La realidad, como siempre, se encargó de saldar la discusión. José Mujica debió de cancelar su participación en una actividad «orgánica» del Nuevo Espacio para estar presente en la rambla desbordada por una convocatoria de militantes «inorgánicos». Registrando el éxito y la repercusión política de la misma, no dudó en motivar a los organizadores a «seguir haciendo más cosas como estas», en contradicción con las indicaciones surgidas desde la estructura frenteamplista horas antes.
La filosofía de la sospecha dio paso al pragmatismo: miles de personas que se movilizaron por fuera de las estructuras no pueden estar tan equivocadas.
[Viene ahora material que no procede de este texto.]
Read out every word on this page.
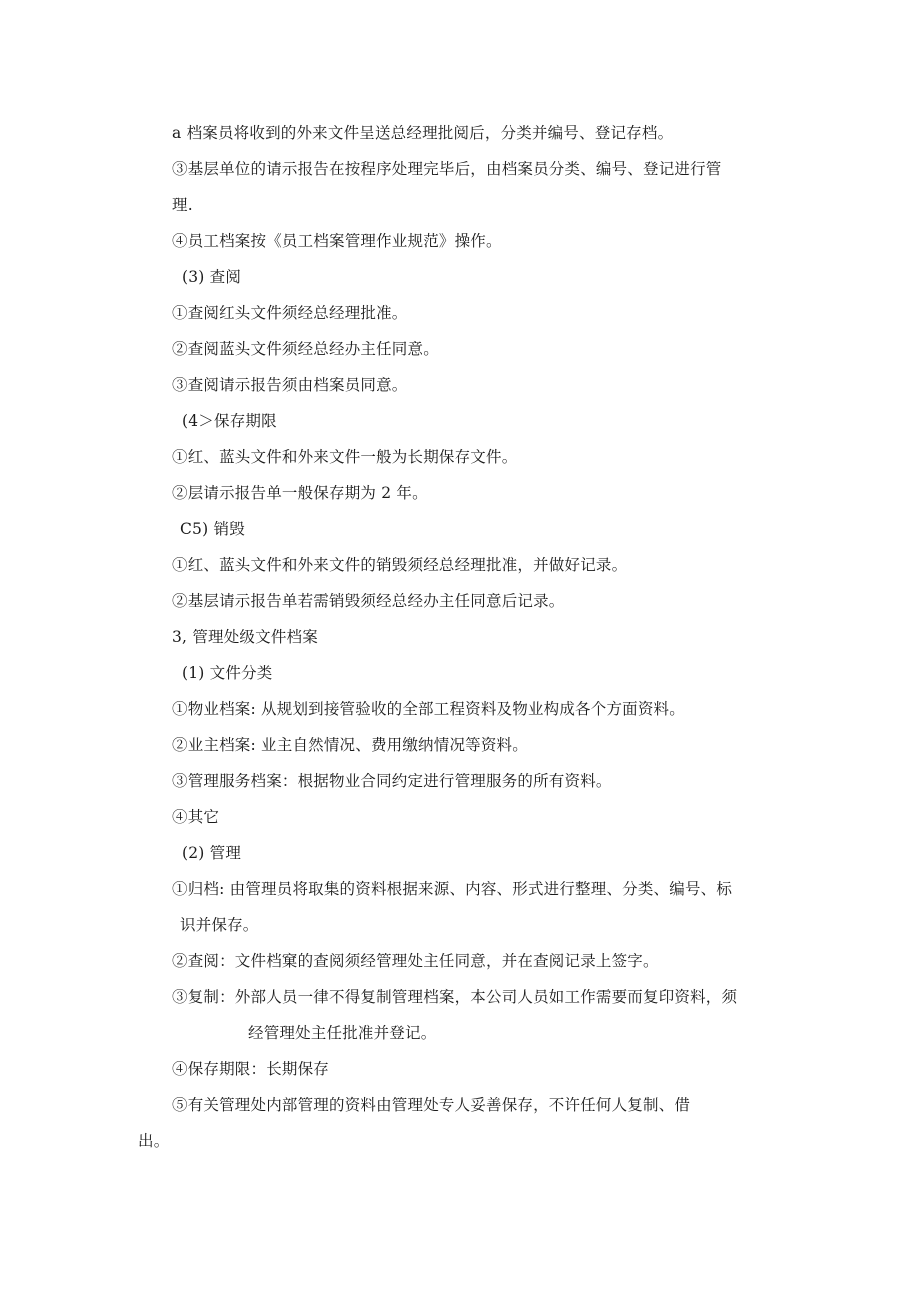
a 档案员将收到的外来文件呈送总经理批阅后，分类并编号、登记存档。
③基层单位的请示报告在按程序处理完毕后，由档案员分类、编号、登记进行管
理.
④员工档案按《员工档案管理作业规范》操作。
(3) 查阅
①查阅红头文件须经总经理批准。
②查阅蓝头文件须经总经办主任同意。
③查阅请示报告须由档案员同意。
(4＞保存期限
①红、蓝头文件和外来文件一般为长期保存文件。
②层请示报告单一般保存期为 2 年。
C5) 销毁
①红、蓝头文件和外来文件的销毁须经总经理批准，并做好记录。
②基层请示报告单若需销毁须经总经办主任同意后记录。
3, 管理处级文件档案
(1) 文件分类
①物业档案: 从规划到接管验收的全部工程资料及物业构成各个方面资料。
②业主档案: 业主自然情况、费用缴纳情况等资料。
③管理服务档案：根据物业合同约定进行管理服务的所有资料。
④其它
(2) 管理
①归档: 由管理员将取集的资料根据来源、内容、形式进行整理、分类、编号、标
识并保存。
②查阅：文件档窠的查阅须经管理处主任同意，并在查阅记录上签字。
③复制：外部人员一律不得复制管理档案，本公司人员如工作需要而复印资料，须
经管理处主任批准并登记。
④保存期限：长期保存
⑤有关管理处内部管理的资料由管理处专人妥善保存，不许任何人复制、借
出。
Y la caminata funcionó sin problemas. Algunos sentirán que estas formas de participación son un atajo a las estructuras. Otros pensarán que es inverosímil solo pensar que tengan que ir a un Comité de Base para aportar ideas. Lo sucedido el fin de semana, tiene una inmensa importancia para el desarrollo de las organizaciones políticas y la democracia, ya que las nuevas tecnologías han puesto en evidencia que son el reflejo organizativo de una nueva cultura de organización y comunicación política.
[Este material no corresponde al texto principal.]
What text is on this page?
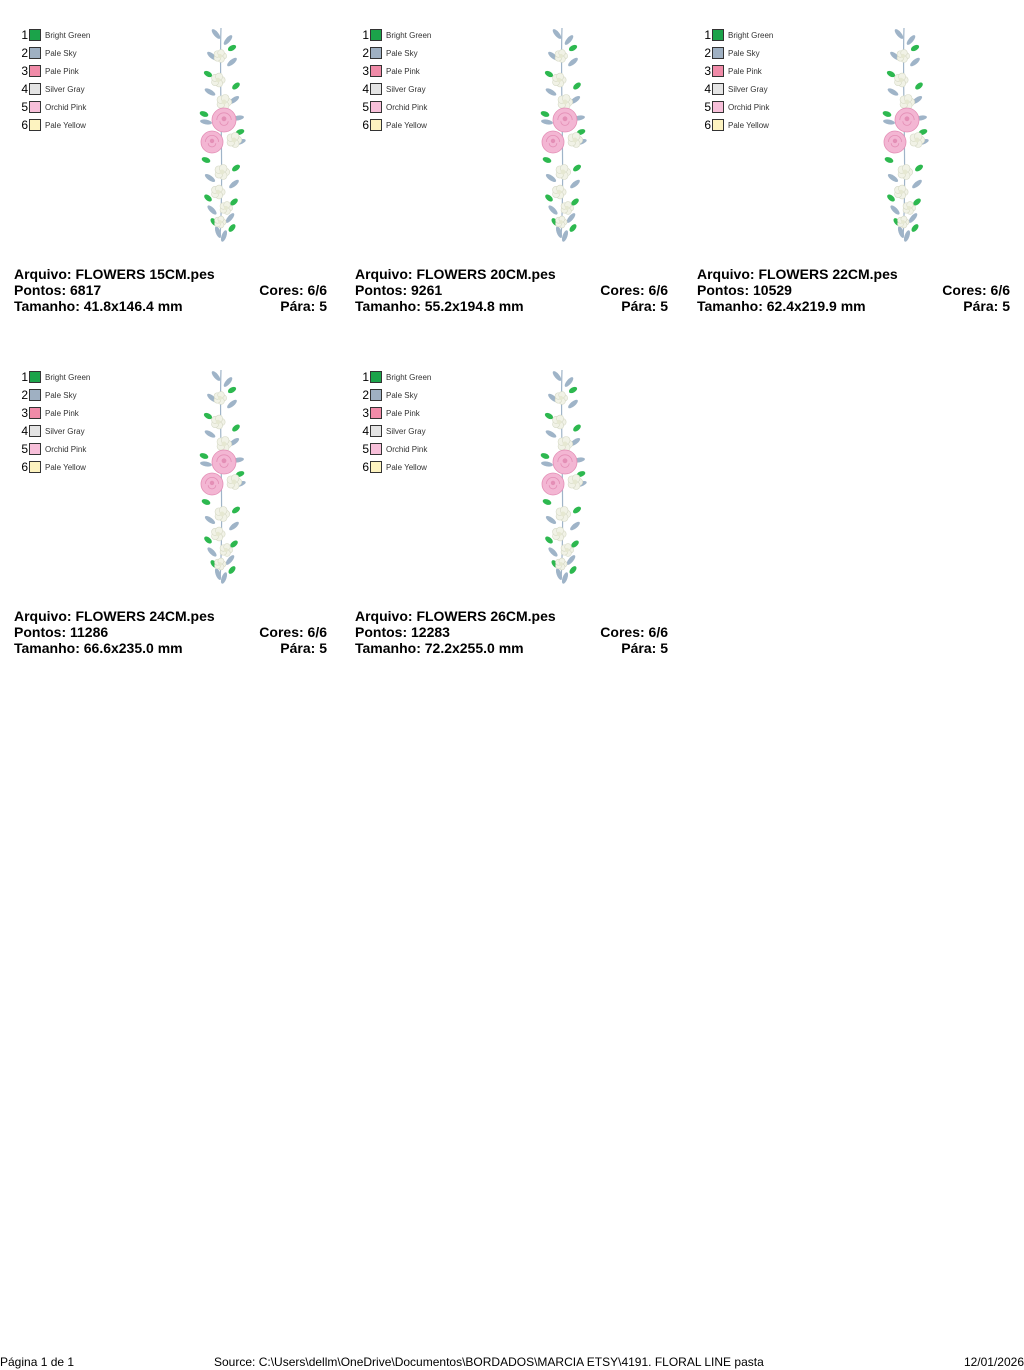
1 Bright Green
2 Pale Sky
3 Pale Pink
4 Silver Gray
5 Orchid Pink
6 Pale Yellow
Arquivo: FLOWERS 15CM.pes
Pontos: 6817	Cores: 6/6
Tamanho: 41.8x146.4 mm	Pára: 5
1 Bright Green
2 Pale Sky
3 Pale Pink
4 Silver Gray
5 Orchid Pink
6 Pale Yellow
Arquivo: FLOWERS 20CM.pes
Pontos: 9261	Cores: 6/6
Tamanho: 55.2x194.8 mm	Pára: 5
1 Bright Green
2 Pale Sky
3 Pale Pink
4 Silver Gray
5 Orchid Pink
6 Pale Yellow
Arquivo: FLOWERS 22CM.pes
Pontos: 10529	Cores: 6/6
Tamanho: 62.4x219.9 mm	Pára: 5
1 Bright Green
2 Pale Sky
3 Pale Pink
4 Silver Gray
5 Orchid Pink
6 Pale Yellow
Arquivo: FLOWERS 24CM.pes
Pontos: 11286	Cores: 6/6
Tamanho: 66.6x235.0 mm	Pára: 5
1 Bright Green
2 Pale Sky
3 Pale Pink
4 Silver Gray
5 Orchid Pink
6 Pale Yellow
Arquivo: FLOWERS 26CM.pes
Pontos: 12283	Cores: 6/6
Tamanho: 72.2x255.0 mm	Pára: 5
Página 1 de 1	Source: C:\Users\dellm\OneDrive\Documentos\BORDADOS\MARCIA ETSY\4191. FLORAL LINE pasta	12/01/2026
Hoy en la actividad política comienzan a emerger cada vez con más fuerza los ciberactivistas 2.0, categoría algo más amplia que la de militantes. Conocedores de las nuevas tecnologías y sus posibilidades, estos ciudadanos expresan su interés en la política de un ágora virtual que sin embargo logran conectar con movilizaciones cara a cara en tiempo real. Cansados de las estructuras verticalistas, prefieren estructuras más abiertas, casi a la carta, sin que por esto sientan que tienen menos compromiso que los militantes tradicionales. Es más, algunas de las movilizaciones políticas más importantes de los últimos tiempos en Estados Unidos y Europa han surgido de estas estructuras. No hay razones para pensar que en Uruguay esto no fuera a suceder.
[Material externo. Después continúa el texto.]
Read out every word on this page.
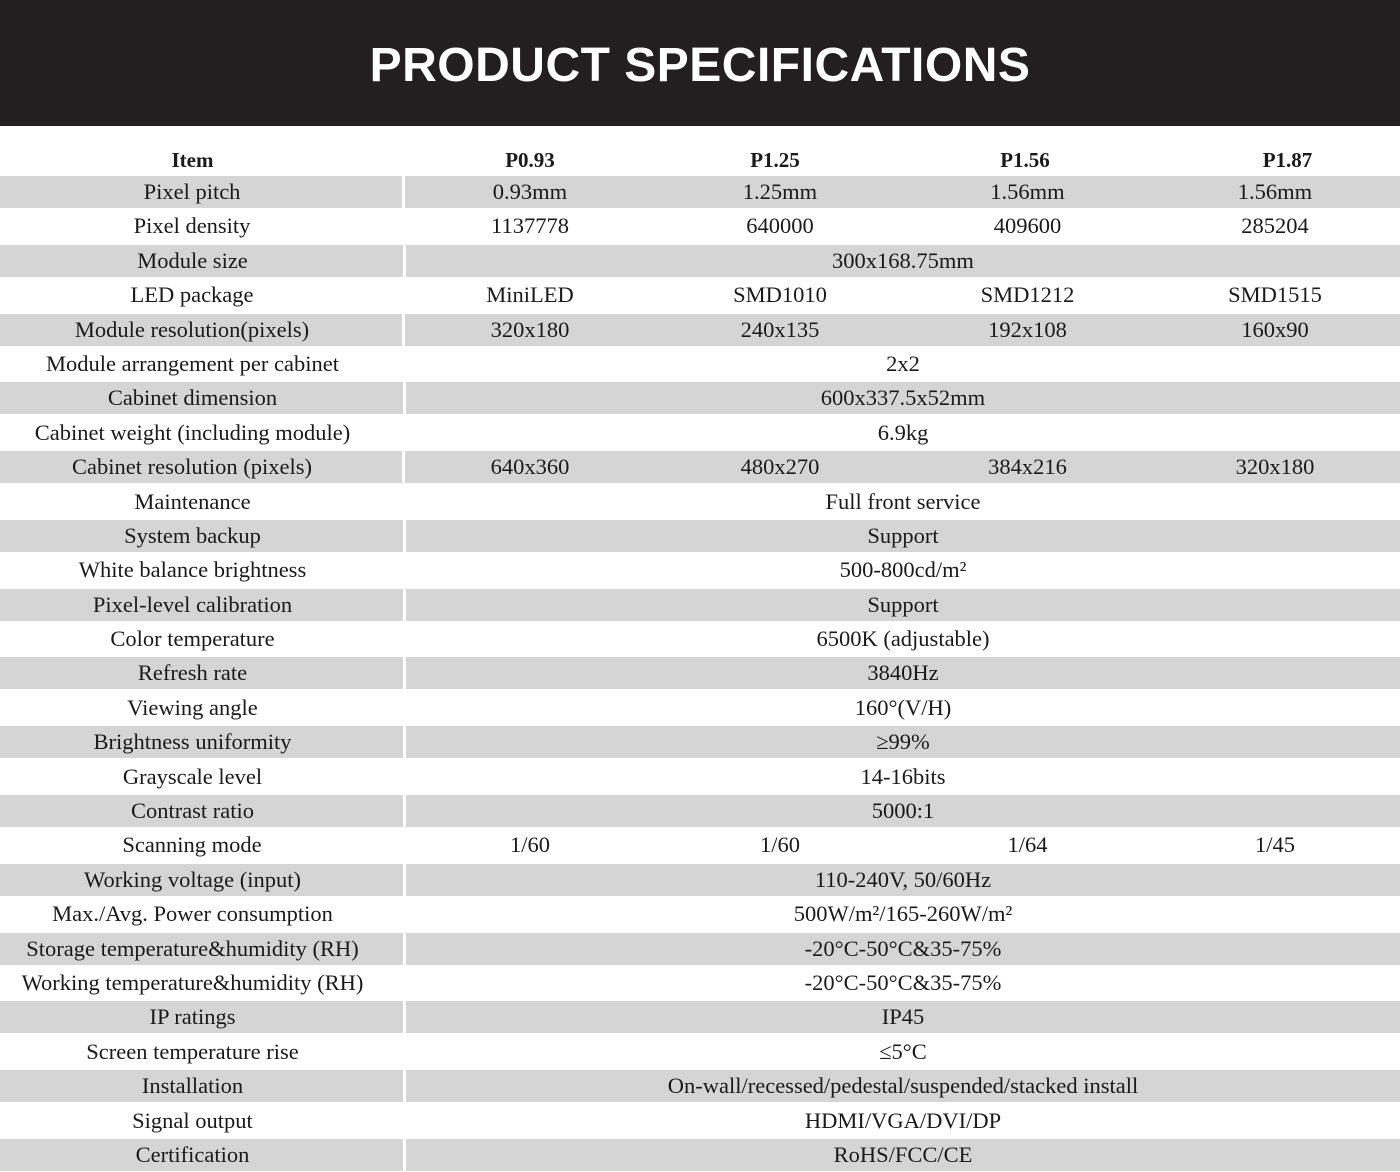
PRODUCT SPECIFICATIONS
Item	P0.93	P1.25	P1.56	P1.87
Pixel pitch	0.93mm	1.25mm	1.56mm	1.56mm
Pixel density	1137778	640000	409600	285204
Module size	300x168.75mm
LED package	MiniLED	SMD1010	SMD1212	SMD1515
Module resolution(pixels)	320x180	240x135	192x108	160x90
Module arrangement per cabinet	2x2
Cabinet dimension	600x337.5x52mm
Cabinet weight (including module)	6.9kg
Cabinet resolution (pixels)	640x360	480x270	384x216	320x180
Maintenance	Full front service
System backup	Support
White balance brightness	500-800cd/m²
Pixel-level calibration	Support
Color temperature	6500K (adjustable)
Refresh rate	3840Hz
Viewing angle	160°(V/H)
Brightness uniformity	≥99%
Grayscale level	14-16bits
Contrast ratio	5000:1
Scanning mode	1/60	1/60	1/64	1/45
Working voltage (input)	110-240V, 50/60Hz
Max./Avg. Power consumption	500W/m²/165-260W/m²
Storage temperature&humidity (RH)	-20°C-50°C&35-75%
Working temperature&humidity (RH)	-20°C-50°C&35-75%
IP ratings	IP45
Screen temperature rise	≤5°C
Installation	On-wall/recessed/pedestal/suspended/stacked install
Signal output	HDMI/VGA/DVI/DP
Certification	RoHS/FCC/CE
Los ciberactivistas 2.0 claramente tienen puntos de fricción con las estructuras orgánicas. El «blooper» de la Comisión de Organización del Frente Amplio con su comunicado es una clara expresión: antepuso la seguridad antes que nada. Seguramente los miles que se contactaron por Facebook y una buena parte de quienes fueron a la rambla, encontraron en esa declaración la reafirmación de que están en el lugar correcto: opinando, influyendo y siendo ciberactivos, lejos de las actuales estructuras. Es sin duda un problema relevante porque si bien la democracia y la política tienen que incorporar la dimensión virtual como un escenario real de participación, también es cierto que esto no puede sepultar el diálogo directo y la construcción de organización política presencial.
Tal vez, sea necesario tener en cuenta algunos elementos de la forma de organizarse 2.0 para que pueda permear las estructuras políticas. La ausencia de jóvenes en las organizaciones de izquierda inquieta a todos. Hoy no entender el impacto de Internet en las culturas juveniles es no aceptar la realidad. Y para aquellos que denostaron las tecnologías por suerte el Plan Ceibal es una plataforma democrática que obligará a tomar en cuenta que en 10 años habrá ya una generación XO haciendo política en Uruguay. Y ahí seguramente todo cambiará.
La cultura digital señala José Rodríguez es una ola de regeneración social (de ahí su fuerza política) que conecta con movimientos muy de fondo en nuestra sociedad: placer por el conocimiento compartido y por la creación de contenidos; alergia al adoctrinamiento ideológico; rechazo a la verticalidad organizativa; fórmulas más abiertas y puntuales para la colaboración; nuevos códigos relacionales y de socialización de intereses; reconocimiento a los liderazgos que crean valor; sensibilidad por los temas más cotidianos y personales; visión global de la realidad local y creatividad permanente como motor de la innovación. Hablamos de la política del futuro.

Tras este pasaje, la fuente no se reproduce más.